Kaltenkirchen. Lokführer Sven Starkjohann, 40, sieht müde aus. "Ich habe letzte Nacht wenig geschlafen", bestätigt er. Bis 22 Uhr hatte seine Schicht gedauert, am Mittwoch saß der zweifache Familienvater aus Barmstedt schon wieder auf dem Fahrersitz - obwohl es eigentlich sein freier Tag war und er mit Frau und Kindern einen Frühlingsausflug geplant hatte.
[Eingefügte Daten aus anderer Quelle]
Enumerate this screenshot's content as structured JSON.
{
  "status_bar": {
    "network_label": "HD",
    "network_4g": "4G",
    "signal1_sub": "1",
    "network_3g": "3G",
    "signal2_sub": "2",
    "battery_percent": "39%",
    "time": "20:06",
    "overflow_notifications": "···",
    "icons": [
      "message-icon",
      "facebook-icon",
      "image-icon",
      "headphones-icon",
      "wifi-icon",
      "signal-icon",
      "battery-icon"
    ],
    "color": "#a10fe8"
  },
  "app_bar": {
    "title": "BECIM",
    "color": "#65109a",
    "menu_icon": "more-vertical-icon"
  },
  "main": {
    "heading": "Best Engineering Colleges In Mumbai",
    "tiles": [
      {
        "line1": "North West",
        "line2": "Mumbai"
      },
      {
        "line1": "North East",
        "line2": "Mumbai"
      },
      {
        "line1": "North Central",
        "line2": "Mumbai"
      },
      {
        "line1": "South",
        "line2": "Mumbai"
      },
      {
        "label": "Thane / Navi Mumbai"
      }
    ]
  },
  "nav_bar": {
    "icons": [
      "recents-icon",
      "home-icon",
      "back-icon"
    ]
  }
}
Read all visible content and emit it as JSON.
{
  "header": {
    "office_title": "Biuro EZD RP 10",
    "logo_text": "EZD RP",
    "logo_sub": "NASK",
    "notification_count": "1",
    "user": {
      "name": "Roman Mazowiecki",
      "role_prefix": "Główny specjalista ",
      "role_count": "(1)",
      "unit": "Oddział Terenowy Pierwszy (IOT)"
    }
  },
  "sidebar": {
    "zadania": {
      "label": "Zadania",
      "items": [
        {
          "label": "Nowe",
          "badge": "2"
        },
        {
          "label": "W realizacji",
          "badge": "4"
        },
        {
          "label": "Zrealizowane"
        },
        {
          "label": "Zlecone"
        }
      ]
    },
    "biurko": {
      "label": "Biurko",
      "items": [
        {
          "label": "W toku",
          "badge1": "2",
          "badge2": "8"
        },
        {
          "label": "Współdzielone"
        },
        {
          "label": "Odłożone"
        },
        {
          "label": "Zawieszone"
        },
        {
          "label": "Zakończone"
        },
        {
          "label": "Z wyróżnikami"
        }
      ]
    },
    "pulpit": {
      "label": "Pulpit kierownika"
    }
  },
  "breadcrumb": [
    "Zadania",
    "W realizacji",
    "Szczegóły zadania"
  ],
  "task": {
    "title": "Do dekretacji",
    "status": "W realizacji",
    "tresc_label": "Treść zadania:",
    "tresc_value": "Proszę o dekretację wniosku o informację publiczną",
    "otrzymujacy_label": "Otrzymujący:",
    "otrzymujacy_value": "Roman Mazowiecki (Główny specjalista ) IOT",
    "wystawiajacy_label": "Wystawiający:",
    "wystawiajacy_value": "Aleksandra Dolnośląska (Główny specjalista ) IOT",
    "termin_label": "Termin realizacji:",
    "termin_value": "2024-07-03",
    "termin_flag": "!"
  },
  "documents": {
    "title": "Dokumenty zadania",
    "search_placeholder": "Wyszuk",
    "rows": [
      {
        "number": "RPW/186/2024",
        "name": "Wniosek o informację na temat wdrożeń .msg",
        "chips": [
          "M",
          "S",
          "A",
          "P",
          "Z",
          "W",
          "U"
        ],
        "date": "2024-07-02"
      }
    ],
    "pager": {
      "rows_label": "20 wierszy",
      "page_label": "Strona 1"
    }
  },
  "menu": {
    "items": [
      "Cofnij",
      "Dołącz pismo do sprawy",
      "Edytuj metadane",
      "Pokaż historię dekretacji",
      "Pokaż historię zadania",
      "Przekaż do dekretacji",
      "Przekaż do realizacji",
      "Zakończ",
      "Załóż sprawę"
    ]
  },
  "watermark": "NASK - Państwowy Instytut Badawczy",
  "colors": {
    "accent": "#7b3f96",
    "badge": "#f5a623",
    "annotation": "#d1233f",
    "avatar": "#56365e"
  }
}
Sven Starkjohann sprang für einen AKN-Kollegen ein, der als einer von 29 Triebfahrzeugführern dem Streikaufruf der Gewerkschaft Deutscher Lokomotivführer (GDL) gefolgt war. Heute werden sogar 32 von insgesamt 82 AKN-Lokführern streiken. Der Arbeitskampf soll bis Freitag, 2 Uhr, dauern.

"Ich engagiere mich für unsere Fahrgäste. Die sollen möglichst nicht unter den Folgen des Streiks leiden", begründete Starkjohann, der dem Unternehmen seit 1993 angehört, seinen Einsatz.

Am Mittwoch hatte ihn um 8.30 Uhr ein AKN-Disponent angerufen. "Kannst du uns helfen, wir haben einen Engpass?", fragte der Kollege. Starkjohann überlegte nicht lange: "Du kannst mich einplanen." Zwei Stunden später machte er sich auf den Weg.

Starkjohann, Mitglied der Eisenbahn- und Verkehrsgesellschaft (EVG), stieg zunächst als "Fahrgast" in den Zug nach Ulzburg-Süd. Dort musste er 20 Minuten warten, ehe er von einem Kollegen übernehmen konnte. 20 Minuten später fuhr er zurück nach Norderstedt. "Meine Schicht dauert bis 23 Uhr, um Mitternacht bin ich zu Hause", sagte er. "Wenn es erforderlich wäre, würde ich an einem meiner nächsten freien Tage wieder einspringen."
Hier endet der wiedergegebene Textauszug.